Quaker Social Action (QSA) is an independent charity working in east London and beyond to tackle poverty.

QSA runs practical projects to support people facing poverty:
- Down to Earth: a helpline for people unable to afford funerals
- Made of Money: financial wellbeing courses, workshops and resources
- This Way Up: a life coaching and mindfulness course
- Move on Up: supported housing for young adult carers in London
- Cook Up: a kitchen space for people who need one
- Turn a Corner: a mobile library for people affected by homelessness
- The Money Guiders England Network: a network for professionals providing money guidance, in partnership with the Money and Pensions Service

QSA also works with Big Local community projects in London, as a Local Trusted Organisation.

The charity is led by its director Judith Moran. Though not religious, QSA adheres to Quaker values.

== History ==
Founded as the Bedford Institute Association (BIA) in 1867, its original purpose was to commemorate the life and continue the work of the Quaker silk merchant and philanthropist of Spitalfields, Peter Bedford (1780–1864).

As the BIA entered the 20th century, its eight branches across east and South London worked to nurture healthy citizens. They became places of refuge from the slums of East End streets, offering activities, summer camps, and outings for unemployed men and women with children.
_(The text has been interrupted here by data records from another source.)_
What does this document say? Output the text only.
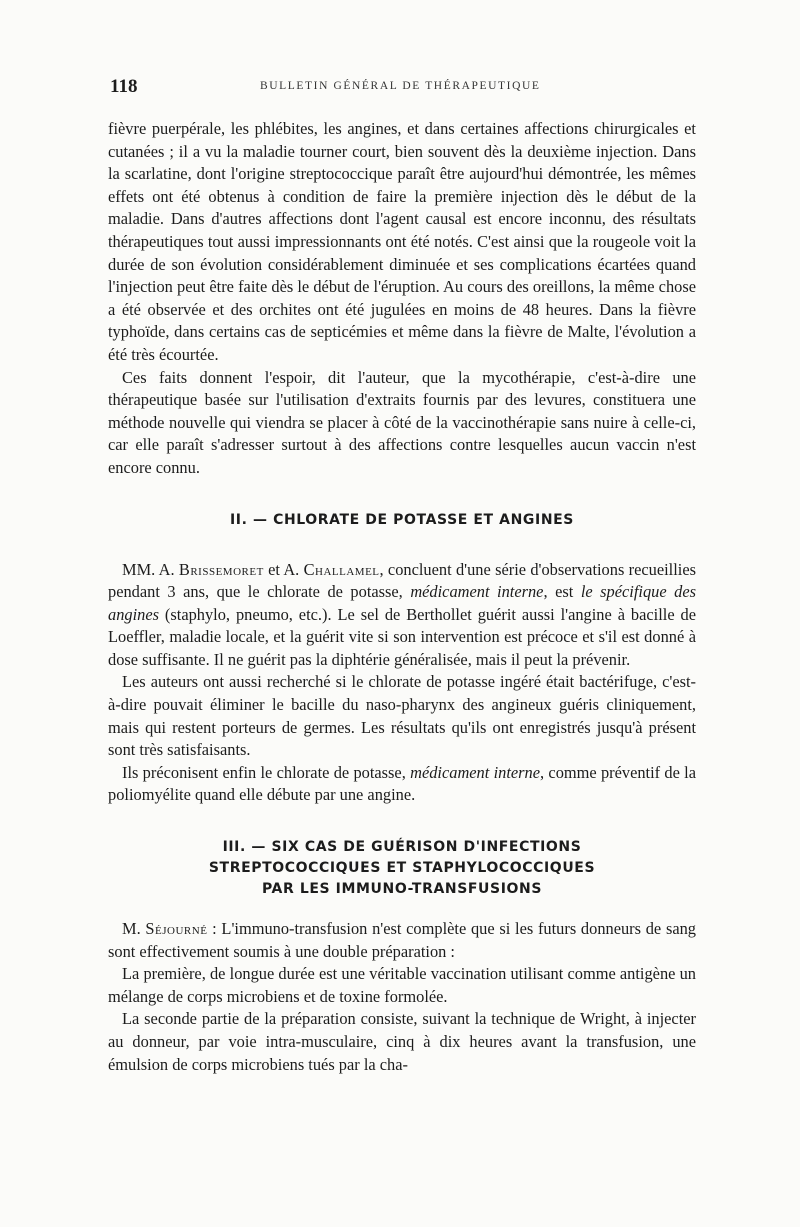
118	BULLETIN GÉNÉRAL DE THÉRAPEUTIQUE

fièvre puerpérale, les phlébites, les angines, et dans certaines affections chirurgicales et cutanées ; il a vu la maladie tourner court, bien souvent dès la deuxième injection. Dans la scarlatine, dont l'origine streptococcique paraît être aujourd'hui démontrée, les mêmes effets ont été obtenus à condition de faire la première injection dès le début de la maladie. Dans d'autres affections dont l'agent causal est encore inconnu, des résultats thérapeutiques tout aussi impressionnants ont été notés. C'est ainsi que la rougeole voit la durée de son évolution considérablement diminuée et ses complications écartées quand l'injection peut être faite dès le début de l'éruption. Au cours des oreillons, la même chose a été observée et des orchites ont été jugulées en moins de 48 heures. Dans la fièvre typhoïde, dans certains cas de septicémies et même dans la fièvre de Malte, l'évolution a été très écourtée.

Ces faits donnent l'espoir, dit l'auteur, que la mycothérapie, c'est-à-dire une thérapeutique basée sur l'utilisation d'extraits fournis par des levures, constituera une méthode nouvelle qui viendra se placer à côté de la vaccinothérapie sans nuire à celle-ci, car elle paraît s'adresser surtout à des affections contre lesquelles aucun vaccin n'est encore connu.

II. — CHLORATE DE POTASSE ET ANGINES

MM. A. Brissemoret et A. Challamel, concluent d'une série d'observations recueillies pendant 3 ans, que le chlorate de potasse, médicament interne, est le spécifique des angines (staphylo, pneumo, etc.). Le sel de Berthollet guérit aussi l'angine à bacille de Loeffler, maladie locale, et la guérit vite si son intervention est précoce et s'il est donné à dose suffisante. Il ne guérit pas la diphtérie généralisée, mais il peut la prévenir.

Les auteurs ont aussi recherché si le chlorate de potasse ingéré était bactérifuge, c'est-à-dire pouvait éliminer le bacille du naso-pharynx des angineux guéris cliniquement, mais qui restent porteurs de germes. Les résultats qu'ils ont enregistrés jusqu'à présent sont très satisfaisants.

Ils préconisent enfin le chlorate de potasse, médicament interne, comme préventif de la poliomyélite quand elle débute par une angine.

III. — SIX CAS DE GUÉRISON D'INFECTIONS
STREPTOCOCCIQUES ET STAPHYLOCOCCIQUES
PAR LES IMMUNO-TRANSFUSIONS

M. Séjourné : L'immuno-transfusion n'est complète que si les futurs donneurs de sang sont effectivement soumis à une double préparation :

La première, de longue durée est une véritable vaccination utilisant comme antigène un mélange de corps microbiens et de toxine formolée.

La seconde partie de la préparation consiste, suivant la technique de Wright, à injecter au donneur, par voie intra-musculaire, cinq à dix heures avant la transfusion, une émulsion de corps microbiens tués par la cha-
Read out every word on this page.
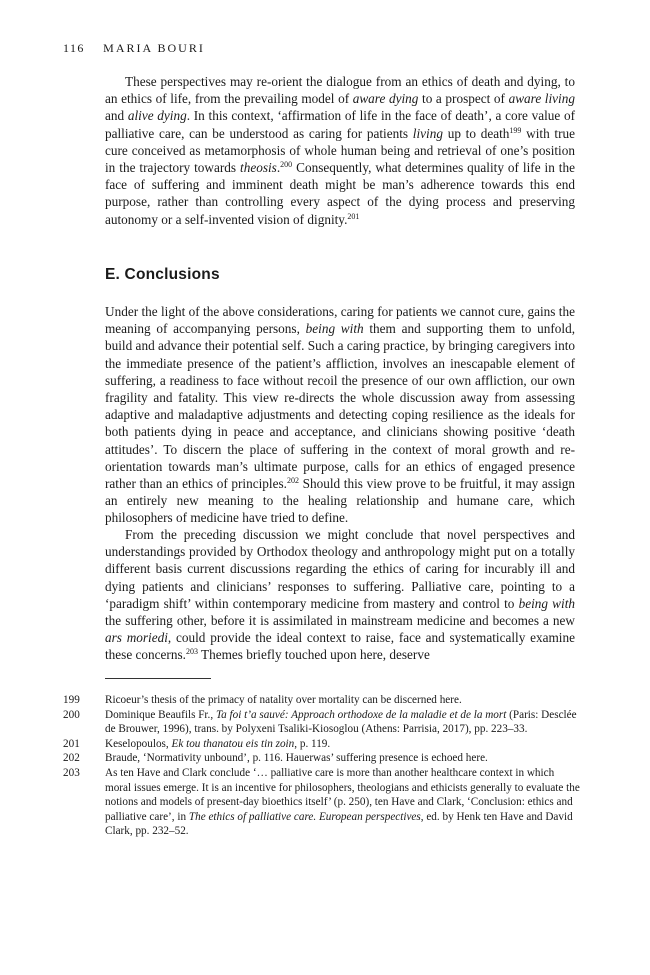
116 MARIA BOURI

These perspectives may re-orient the dialogue from an ethics of death and dying, to an ethics of life, from the prevailing model of aware dying to a prospect of aware living and alive dying. In this context, ‘affirmation of life in the face of death’, a core value of palliative care, can be understood as caring for patients living up to death$^{199}$ with true cure conceived as metamorphosis of whole human being and retrieval of one’s position in the trajectory towards theosis.$^{200}$ Consequently, what determines quality of life in the face of suffering and imminent death might be man’s adherence towards this end purpose, rather than controlling every aspect of the dying process and preserving autonomy or a self-invented vision of dignity.$^{201}$

E. Conclusions

Under the light of the above considerations, caring for patients we cannot cure, gains the meaning of accompanying persons, being with them and supporting them to unfold, build and advance their potential self. Such a caring practice, by bringing caregivers into the immediate presence of the patient’s affliction, involves an inescapable element of suffering, a readiness to face without recoil the presence of our own affliction, our own fragility and fatality. This view re-directs the whole discussion away from assessing adaptive and maladaptive adjustments and detecting coping resilience as the ideals for both patients dying in peace and acceptance, and clinicians showing positive ‘death attitudes’. To discern the place of suffering in the context of moral growth and re-orientation towards man’s ultimate purpose, calls for an ethics of engaged presence rather than an ethics of principles.$^{202}$ Should this view prove to be fruitful, it may assign an entirely new meaning to the healing relationship and humane care, which philosophers of medicine have tried to define.

From the preceding discussion we might conclude that novel perspectives and understandings provided by Orthodox theology and anthropology might put on a totally different basis current discussions regarding the ethics of caring for incurably ill and dying patients and clinicians’ responses to suffering. Palliative care, pointing to a ‘paradigm shift’ within contemporary medicine from mastery and control to being with the suffering other, before it is assimilated in mainstream medicine and becomes a new ars moriedi, could provide the ideal context to raise, face and systematically examine these concerns.$^{203}$ Themes briefly touched upon here, deserve

199	Ricoeur’s thesis of the primacy of natality over mortality can be discerned here.
200	Dominique Beaufils Fr., Ta foi t’a sauvé: Approach orthodoxe de la maladie et de la mort (Paris: Desclée de Brouwer, 1996), trans. by Polyxeni Tsaliki-Kiosoglou (Athens: Parrisia, 2017), pp. 223–33.
201	Keselopoulos, Ek tou thanatou eis tin zoin, p. 119.
202	Braude, ‘Normativity unbound’, p. 116. Hauerwas’ suffering presence is echoed here.
203	As ten Have and Clark conclude ‘… palliative care is more than another healthcare context in which moral issues emerge. It is an incentive for philosophers, theologians and ethicists generally to evaluate the notions and models of present-day bioethics itself’ (p. 250), ten Have and Clark, ‘Conclusion: ethics and palliative care’, in The ethics of palliative care. European perspectives, ed. by Henk ten Have and David Clark, pp. 232–52.
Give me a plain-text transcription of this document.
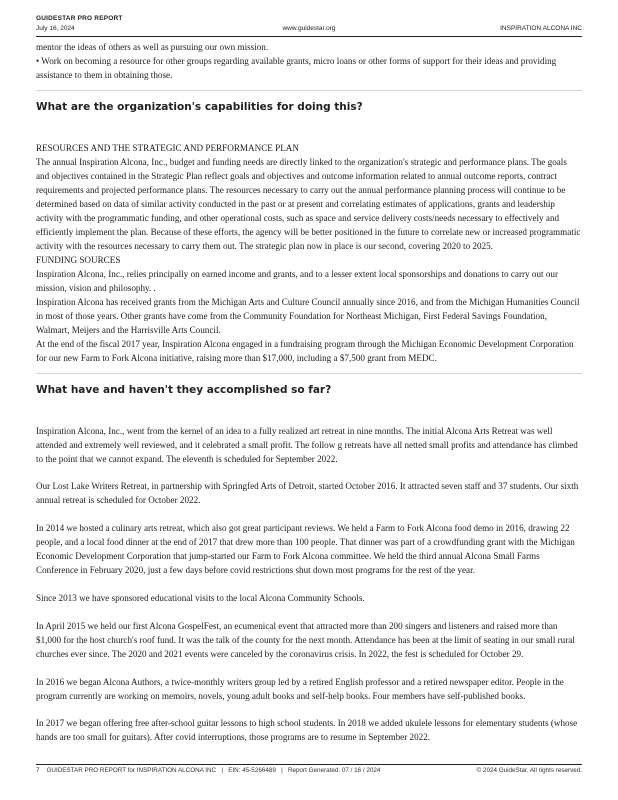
GUIDESTAR PRO REPORT
July 16, 2024	www.guidestar.org	INSPIRATION ALCONA INC

mentor the ideas of others as well as pursuing our own mission.

• Work on becoming a resource for other groups regarding available grants, micro loans or other forms of support for their ideas and providing assistance to them in obtaining those.

What are the organization's capabilities for doing this?

RESOURCES AND THE STRATEGIC AND PERFORMANCE PLAN

The annual Inspiration Alcona, Inc., budget and funding needs are directly linked to the organization's strategic and performance plans. The goals and objectives contained in the Strategic Plan reflect goals and objectives and outcome information related to annual outcome reports, contract requirements and projected performance plans. The resources necessary to carry out the annual performance planning process will continue to be determined based on data of similar activity conducted in the past or at present and correlating estimates of applications, grants and leadership activity with the programmatic funding, and other operational costs, such as space and service delivery costs/needs necessary to effectively and efficiently implement the plan. Because of these efforts, the agency will be better positioned in the future to correlate new or increased programmatic activity with the resources necessary to carry them out. The strategic plan now in place is our second, covering 2020 to 2025.

FUNDING SOURCES

Inspiration Alcona, Inc., relies principally on earned income and grants, and to a lesser extent local sponsorships and donations to carry out our mission, vision and philosophy. .

Inspiration Alcona has received grants from the Michigan Arts and Culture Council annually since 2016, and from the Michigan Humanities Council in most of those years. Other grants have come from the Community Foundation for Northeast Michigan, First Federal Savings Foundation, Walmart, Meijers and the Harrisville Arts Council.

At the end of the fiscal 2017 year, Inspiration Alcona engaged in a fundraising program through the Michigan Economic Development Corporation for our new Farm to Fork Alcona initiative, raising more than $17,000, including a $7,500 grant from MEDC.

What have and haven't they accomplished so far?

Inspiration Alcona, Inc., went from the kernel of an idea to a fully realized art retreat in nine months. The initial Alcona Arts Retreat was well attended and extremely well reviewed, and it celebrated a small profit. The follow g retreats have all netted small profits and attendance has climbed to the point that we cannot expand. The eleventh is scheduled for September 2022.

Our Lost Lake Writers Retreat, in partnership with Springfed Arts of Detroit, started October 2016. It attracted seven staff and 37 students. Our sixth annual retreat is scheduled for October 2022.

In 2014 we hosted a culinary arts retreat, which also got great participant reviews. We held a Farm to Fork Alcona food demo in 2016, drawing 22 people, and a local food dinner at the end of 2017 that drew more than 100 people. That dinner was part of a crowdfunding grant with the Michigan Economic Development Corporation that jump-started our Farm to Fork Alcona committee. We held the third annual Alcona Small Farms Conference in February 2020, just a few days before covid restrictions shut down most programs for the rest of the year.

Since 2013 we have sponsored educational visits to the local Alcona Community Schools.

In April 2015 we held our first Alcona GospelFest, an ecumenical event that attracted more than 200 singers and listeners and raised more than $1,000 for the host church's roof fund. It was the talk of the county for the next month. Attendance has been at the limit of seating in our small rural churches ever since. The 2020 and 2021 events were canceled by the coronavirus crisis. In 2022, the fest is scheduled for October 29.

In 2016 we began Alcona Authors, a twice-monthly writers group led by a retired English professor and a retired newspaper editor. People in the program currently are working on memoirs, novels, young adult books and self-help books. Four members have self-published books.

In 2017 we began offering free after-school guitar lessons to high school students. In 2018 we added ukulele lessons for elementary students (whose hands are too small for guitars). After covid interruptions, those programs are to resume in September 2022.

7    GUIDESTAR PRO REPORT for INSPIRATION ALCONA INC   |   EIN: 45-5266489   |   Report Generated: 07 / 16 / 2024	© 2024 GuideStar. All rights reserved.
The new post-war flats, new jobs, and new social legislation gave east Londoners an improved standard of living based on rights rather than charity. The welfare state made some of the BIA's work unnecessary, but after the war, the high density housing and broken community ties sowed the seeds of problems for the future.

In the 1970s and 1980s, economic crises and changes to welfare policy created a new, spiraling rise in social deprivation and poverty. In the late 1980s, the BIA began to grow rapidly once again in response. To reflect a more modern image and purpose, the BIA was renamed as Quaker Social Action and incorporated as a limited company (as well as a charity) in 1998.